Like [property filters](3-property-filters.ipynb), specificity filters are implemented as modular classes. The `SpecificityFilter` class orchestrates the application of multiple filters sequentially, ensuring flexibility and scalability. Filters are applied in a user-defined order. Faster filters (e.g., exact matches) should be executed first to minimize computational load for subsequent, more intensive filters (e.g., BLAST).

In [25]:
# Specificity Filter with BlastN
specificity_blastn_search_parameters = {
  "perc_identity": 80,
  "strand": "minus", # this parameter is fixed, if reference is whole genome, consider using "both"
  "word_size": 10,
  "dust": "no",
  "soft_masking": "false",
  "max_target_seqs": 10,
  "max_hsps": 1000,
}
specificity_blastn_hit_parameters = {
  "coverage": 50 # can be turned into min_alignment_length
}

# Crosshybridization Filter with BlastN
cross_hybridization_blastn_search_parameters = {
  "perc_identity": 80,
  "strand": "minus", # this parameter is fixed
  "word_size": 10,
  "dust": "no",
  "soft_masking": "false",
  "max_target_seqs": 10,
}
cross_hybridization_blastn_hit_parameters = {
  "coverage": 80 # can be turned into min_alignment_length
}

In [None]:
# Specificity Filters
exact_matches = ExactMatchFilter(policy=RemoveByLargerRegionPolicy(), filter_name="exact_match")

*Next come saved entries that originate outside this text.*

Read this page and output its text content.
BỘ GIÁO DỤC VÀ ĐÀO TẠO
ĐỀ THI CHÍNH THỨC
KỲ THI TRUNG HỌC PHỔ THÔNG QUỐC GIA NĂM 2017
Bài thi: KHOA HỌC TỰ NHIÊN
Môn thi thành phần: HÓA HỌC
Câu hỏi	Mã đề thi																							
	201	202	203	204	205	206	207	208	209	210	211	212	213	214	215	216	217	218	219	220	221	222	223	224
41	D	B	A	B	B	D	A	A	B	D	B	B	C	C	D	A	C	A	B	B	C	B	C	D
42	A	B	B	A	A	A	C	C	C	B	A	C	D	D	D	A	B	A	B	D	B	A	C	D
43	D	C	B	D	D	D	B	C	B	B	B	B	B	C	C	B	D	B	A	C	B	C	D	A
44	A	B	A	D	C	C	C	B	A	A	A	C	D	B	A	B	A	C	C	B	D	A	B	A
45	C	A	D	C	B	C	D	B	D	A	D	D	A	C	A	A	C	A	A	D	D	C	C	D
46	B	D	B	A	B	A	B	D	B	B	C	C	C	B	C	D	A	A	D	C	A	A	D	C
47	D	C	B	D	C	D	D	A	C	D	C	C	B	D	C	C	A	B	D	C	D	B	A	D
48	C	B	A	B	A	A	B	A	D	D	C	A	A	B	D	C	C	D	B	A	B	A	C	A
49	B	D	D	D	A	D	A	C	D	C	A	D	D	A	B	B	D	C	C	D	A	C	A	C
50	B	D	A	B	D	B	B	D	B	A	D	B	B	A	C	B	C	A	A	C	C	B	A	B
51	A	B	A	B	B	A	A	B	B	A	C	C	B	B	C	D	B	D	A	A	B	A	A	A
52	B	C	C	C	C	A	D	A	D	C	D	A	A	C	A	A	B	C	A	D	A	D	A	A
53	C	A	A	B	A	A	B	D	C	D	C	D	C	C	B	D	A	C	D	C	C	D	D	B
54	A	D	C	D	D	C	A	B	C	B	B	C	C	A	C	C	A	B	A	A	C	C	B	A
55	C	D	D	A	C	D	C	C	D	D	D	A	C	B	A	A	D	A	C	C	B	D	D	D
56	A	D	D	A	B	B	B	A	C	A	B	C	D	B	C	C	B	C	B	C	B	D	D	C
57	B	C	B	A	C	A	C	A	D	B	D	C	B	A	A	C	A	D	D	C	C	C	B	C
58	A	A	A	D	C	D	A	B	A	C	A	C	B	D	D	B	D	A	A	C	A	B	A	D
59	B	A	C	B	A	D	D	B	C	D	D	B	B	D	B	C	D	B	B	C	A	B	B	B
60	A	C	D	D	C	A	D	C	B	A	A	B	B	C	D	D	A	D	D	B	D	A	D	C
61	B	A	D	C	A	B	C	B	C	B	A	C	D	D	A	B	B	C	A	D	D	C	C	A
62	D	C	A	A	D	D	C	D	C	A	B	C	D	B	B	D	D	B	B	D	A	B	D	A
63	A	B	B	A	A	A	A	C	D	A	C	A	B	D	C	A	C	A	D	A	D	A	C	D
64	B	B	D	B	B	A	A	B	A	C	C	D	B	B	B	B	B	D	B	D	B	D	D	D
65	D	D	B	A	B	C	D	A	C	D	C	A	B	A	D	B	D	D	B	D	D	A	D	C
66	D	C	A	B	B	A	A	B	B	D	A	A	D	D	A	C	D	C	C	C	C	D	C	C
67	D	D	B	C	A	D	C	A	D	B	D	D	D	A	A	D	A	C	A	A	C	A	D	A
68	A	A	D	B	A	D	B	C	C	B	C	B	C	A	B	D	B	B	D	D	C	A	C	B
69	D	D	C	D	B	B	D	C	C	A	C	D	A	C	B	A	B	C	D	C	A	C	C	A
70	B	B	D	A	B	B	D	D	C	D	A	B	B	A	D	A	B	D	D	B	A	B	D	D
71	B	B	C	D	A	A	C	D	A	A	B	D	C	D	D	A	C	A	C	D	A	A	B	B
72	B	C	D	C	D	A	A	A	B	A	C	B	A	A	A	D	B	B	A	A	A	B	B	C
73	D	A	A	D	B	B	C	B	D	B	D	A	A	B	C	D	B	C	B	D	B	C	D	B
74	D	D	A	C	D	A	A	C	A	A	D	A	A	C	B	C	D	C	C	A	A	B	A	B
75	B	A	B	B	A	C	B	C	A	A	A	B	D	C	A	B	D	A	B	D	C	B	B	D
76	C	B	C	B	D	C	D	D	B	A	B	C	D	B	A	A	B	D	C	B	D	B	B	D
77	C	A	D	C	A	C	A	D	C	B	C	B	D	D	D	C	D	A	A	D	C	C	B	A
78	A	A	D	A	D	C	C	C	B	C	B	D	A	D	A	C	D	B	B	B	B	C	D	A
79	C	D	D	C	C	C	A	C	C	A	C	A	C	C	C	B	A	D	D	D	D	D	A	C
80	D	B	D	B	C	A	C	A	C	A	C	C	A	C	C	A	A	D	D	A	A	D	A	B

cross_hybridization_aligner = BlastNFilter(
    search_parameters=cross_hybridization_blastn_search_parameters,
    hit_parameters=cross_hybridization_blastn_hit_parameters,
    filter_name="blastn_crosshybridization",
    dir_output=dir_output,
)
cross_hybridization = CrossHybridizationFilter(
    policy=RemoveByLargerRegionPolicy(),
    alignment_method=cross_hybridization_aligner,
    database_name_reference="db_reference",
    dir_output=dir_output,
)

specificity = BlastNFilter(
    search_parameters=specificity_blastn_search_parameters,
    hit_parameters=specificity_blastn_hit_parameters,
    filter_name="blastn_specificity",
    dir_output=dir_output,
)

filters = [exact_matches, specificity, cross_hybridization]
specificity_filter = SpecificityFilter(filters=filters)
oligo_database = specificity_filter.apply(
    sequence_type="oligo",
    oligo_database=oligo_database,
    reference_database=reference_database,
    n_jobs=n_jobs,
)

# Save Database
oligo_database.save_database("3_db_oligos_specificity_filter")

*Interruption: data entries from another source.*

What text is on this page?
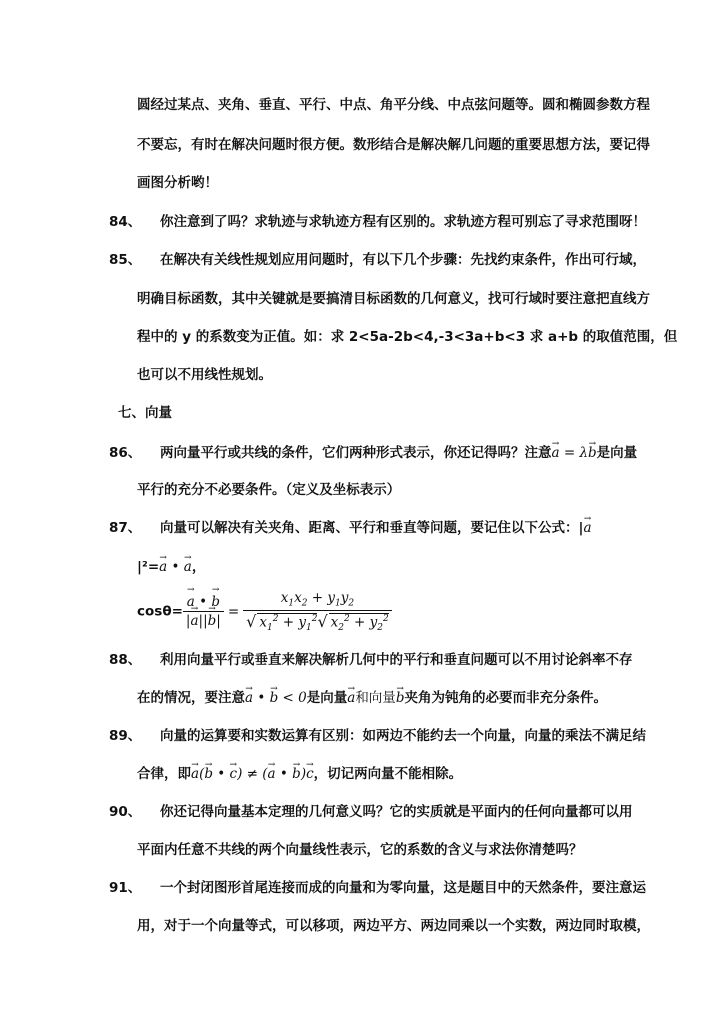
圆经过某点、夹角、垂直、平行、中点、角平分线、中点弦问题等。圆和椭圆参数方程
不要忘，有时在解决问题时很方便。数形结合是解决解几问题的重要思想方法，要记得
画图分析哟！
84、 你注意到了吗？求轨迹与求轨迹方程有区别的。求轨迹方程可别忘了寻求范围呀！
85、 在解决有关线性规划应用问题时，有以下几个步骤：先找约束条件，作出可行域，
明确目标函数，其中关键就是要搞清目标函数的几何意义，找可行域时要注意把直线方
程中的 y 的系数变为正值。如：求 2<5a-2b<4,-3<3a+b<3 求 a+b 的取值范围，但
也可以不用线性规划。
七、向量
86、 两向量平行或共线的条件，它们两种形式表示，你还记得吗？注意→ a = λ→ b是向量
平行的充分不必要条件。（定义及坐标表示）
87、 向量可以解决有关夹角、距离、平行和垂直等问题，要记住以下公式：|→ a
|²=→ a • → a，
cosθ=
→ $\frac{a • \to b}{|\to a||\to b|} = x_1x_2 + y_1y_2$
√ $x_1^2 + y_1^2√$ $x_2^2 + y_2^2$
88、 利用向量平行或垂直来解决解析几何中的平行和垂直问题可以不用讨论斜率不存
在的情况，要注意→ a • → b < 0是向量→ a和向量→ b夹角为钝角的必要而非充分条件。
89、 向量的运算要和实数运算有区别：如两边不能约去一个向量，向量的乘法不满足结
合律，即→ a(→ b • → c) ≠ (→ a • → b)→ c，切记两向量不能相除。
90、 你还记得向量基本定理的几何意义吗？它的实质就是平面内的任何向量都可以用
平面内任意不共线的两个向量线性表示，它的系数的含义与求法你清楚吗？
91、 一个封闭图形首尾连接而成的向量和为零向量，这是题目中的天然条件，要注意运
用，对于一个向量等式，可以移项，两边平方、两边同乘以一个实数，两边同时取模，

By eliminating off-target binding oligos, specificity filtering ensures that the remaining sequences are highly selective for their intended regions, laying the groundwork for effective experimental designs.

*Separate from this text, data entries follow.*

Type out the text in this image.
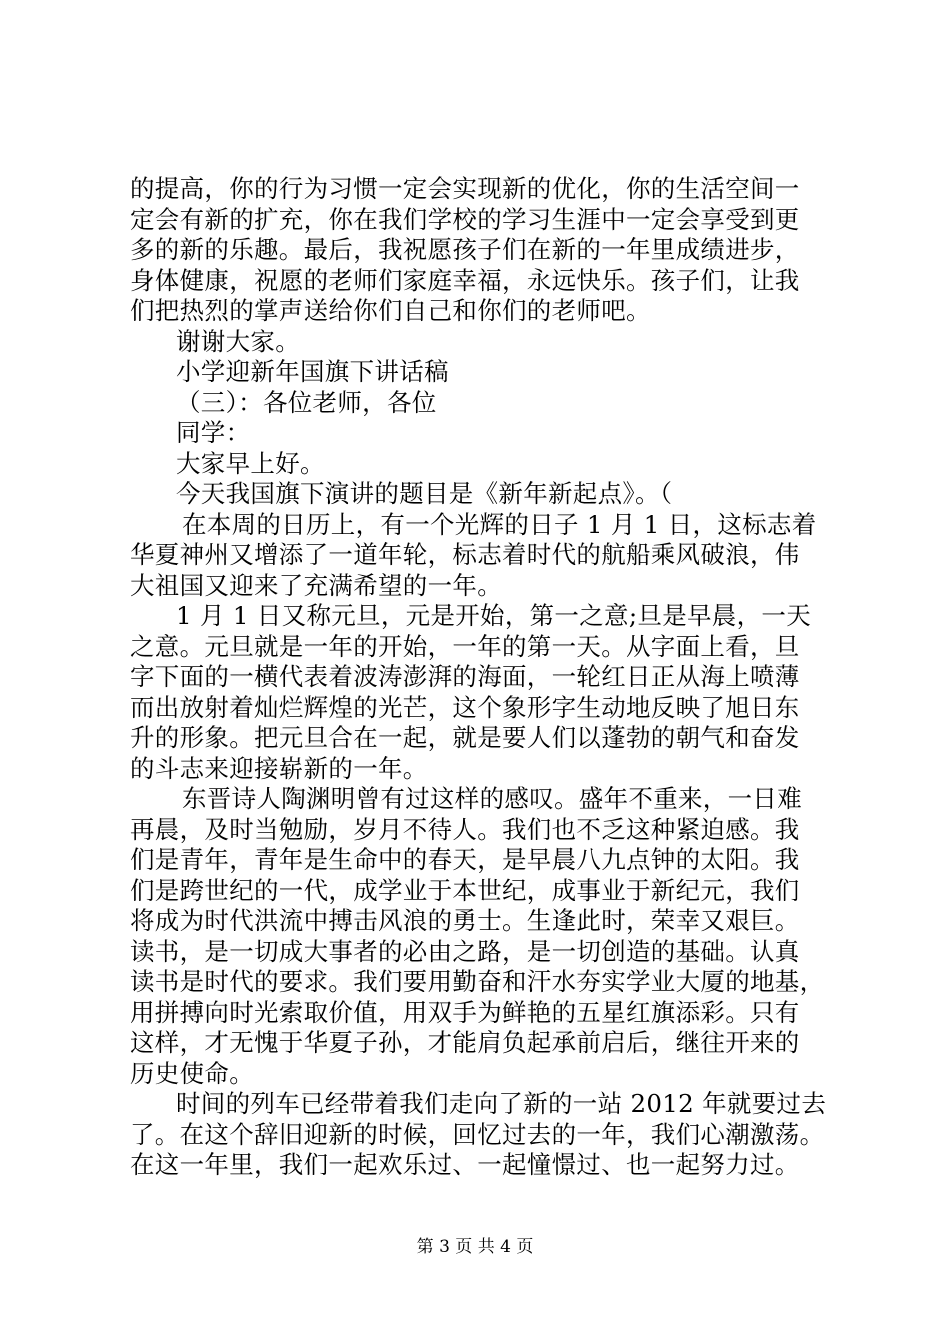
的提高，你的行为习惯一定会实现新的优化，你的生活空间一
定会有新的扩充，你在我们学校的学习生涯中一定会享受到更
多的新的乐趣。最后，我祝愿孩子们在新的一年里成绩进步，
身体健康，祝愿的老师们家庭幸福，永远快乐。孩子们，让我
们把热烈的掌声送给你们自己和你们的老师吧。
谢谢大家。
小学迎新年国旗下讲话稿
（三）：各位老师，各位
同学：
大家早上好。
今天我国旗下演讲的题目是《新年新起点》。（
在本周的日历上，有一个光辉的日子 1 月 1 日，这标志着
华夏神州又增添了一道年轮，标志着时代的航船乘风破浪，伟
大祖国又迎来了充满希望的一年。
1 月 1 日又称元旦，元是开始，第一之意;旦是早晨，一天
之意。元旦就是一年的开始，一年的第一天。从字面上看，旦
字下面的一横代表着波涛澎湃的海面，一轮红日正从海上喷薄
而出放射着灿烂辉煌的光芒，这个象形字生动地反映了旭日东
升的形象。把元旦合在一起，就是要人们以蓬勃的朝气和奋发
的斗志来迎接崭新的一年。
东晋诗人陶渊明曾有过这样的感叹。盛年不重来，一日难
再晨，及时当勉励，岁月不待人。我们也不乏这种紧迫感。我
们是青年，青年是生命中的春天，是早晨八九点钟的太阳。我
们是跨世纪的一代，成学业于本世纪，成事业于新纪元，我们
将成为时代洪流中搏击风浪的勇士。生逢此时，荣幸又艰巨。
读书，是一切成大事者的必由之路，是一切创造的基础。认真
读书是时代的要求。我们要用勤奋和汗水夯实学业大厦的地基，
用拼搏向时光索取价值，用双手为鲜艳的五星红旗添彩。只有
这样，才无愧于华夏子孙，才能肩负起承前启后，继往开来的
历史使命。
时间的列车已经带着我们走向了新的一站 2012 年就要过去
了。在这个辞旧迎新的时候，回忆过去的一年，我们心潮激荡。
在这一年里，我们一起欢乐过、一起憧憬过、也一起努力过。
第 3 页 共 4 页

Applying specificity filters to the OligoDatabase is critical for several reasons:

- **Enhances Experimental Accuracy:** Removes oligos that could bind to unintended genomic regions, reducing noise and improving the reliability of experimental results.
- **Customizable Filtering:** Allows users to tailor filters to the specific requirements of their experiment, such as alignment stringency and coverage thresholds.
- **Efficient Workflow:** Sequential application of filters minimizes computational costs by progressively reducing the size of the dataset.